Let’s just ignore the whole house thing for now, until the surveys and inspections and blah blah blah are all sorted out and it’s more in the clear. Okay? Thanks! But thanks for the nice comments!
Anyway, back to today.
I am right now sitting on a fence, that on one side involves packing everything in, going to my boss tomorrow and telling her she’s made a terrible mistake and so have I, because clearly I am a fraud who is in way over my head not just because I don’t understand all the acronyms that everyone speaks in. And so I quit and I can never get a decent job in this province again once I am really ready to go back to work. And then there’s the other side of the fence that involves jumping into this job with my entire being because it’s hella cool that I get to buy my Tim Hortons in the provincial legislative assembly building (I’ll let you know what all the politicians like in their cups) and there’s a wicked canteen from which I ate a spinach with spiced beef and strawberry salad for lunch and everyone was really nice to me AND I am going to be working on something really interesting that I don’t have any experience in. And added to this is the supreme mummy guilt that involves (a) not seeing Oliver except to put him to bed tonight and (b) actually not really missing him that much today because I kind of like wearing jewellery and not having stains on my clothes and talking to adults.

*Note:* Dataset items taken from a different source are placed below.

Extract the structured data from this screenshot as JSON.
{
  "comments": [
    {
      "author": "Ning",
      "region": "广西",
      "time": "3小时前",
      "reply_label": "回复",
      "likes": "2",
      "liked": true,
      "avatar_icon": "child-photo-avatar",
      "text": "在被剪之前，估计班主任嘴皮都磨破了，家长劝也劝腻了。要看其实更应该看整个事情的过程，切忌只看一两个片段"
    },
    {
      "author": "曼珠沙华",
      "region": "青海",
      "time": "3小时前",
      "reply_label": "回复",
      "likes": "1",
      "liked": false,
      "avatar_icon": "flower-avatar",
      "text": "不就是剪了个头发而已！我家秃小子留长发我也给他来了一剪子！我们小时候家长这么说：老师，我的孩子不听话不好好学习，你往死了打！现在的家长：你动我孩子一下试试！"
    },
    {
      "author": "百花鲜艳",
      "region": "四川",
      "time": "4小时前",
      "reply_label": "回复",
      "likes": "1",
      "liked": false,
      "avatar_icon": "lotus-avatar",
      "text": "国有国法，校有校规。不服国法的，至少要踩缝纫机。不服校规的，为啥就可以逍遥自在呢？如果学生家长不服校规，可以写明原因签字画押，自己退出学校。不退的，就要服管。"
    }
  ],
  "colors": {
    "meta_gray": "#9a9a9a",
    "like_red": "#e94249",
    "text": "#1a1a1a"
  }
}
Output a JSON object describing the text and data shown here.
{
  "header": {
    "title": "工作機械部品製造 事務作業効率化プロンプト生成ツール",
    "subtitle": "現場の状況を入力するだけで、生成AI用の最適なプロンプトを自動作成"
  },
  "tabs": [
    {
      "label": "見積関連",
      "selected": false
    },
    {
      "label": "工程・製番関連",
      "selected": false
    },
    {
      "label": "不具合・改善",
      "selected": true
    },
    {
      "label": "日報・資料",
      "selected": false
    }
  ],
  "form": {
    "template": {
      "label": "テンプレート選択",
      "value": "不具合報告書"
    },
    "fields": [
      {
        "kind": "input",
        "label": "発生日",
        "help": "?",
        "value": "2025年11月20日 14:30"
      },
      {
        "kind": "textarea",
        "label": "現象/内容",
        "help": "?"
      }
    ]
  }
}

It doesn’t help this fence sitting when it took me THREE HOURS door to door to get there this morning. Thanks weather. Thanks for the freezing rain on my first day, where I was an hour and 10 minutes late. Thankfully I have an understanding new boss. The commute on the way home was so much more bearable, it seemed quick. It’ll be about 30 minutes quicker once we move in March. I have to remember that.
I have a mega headache. I need to go to bed. I haven’t been sleeping (house buying and going back to work after 13 months off in one weekend?? stress!!). All I did today was read policy documents and reports and play with Outlook. It was boring. I hope for a better tomorrow. Or for Mark to get a job that pays 50 gazillion dollars a year and I will sit on the couch with my feet up and pay a little attention to the kid and forget being a civil servant.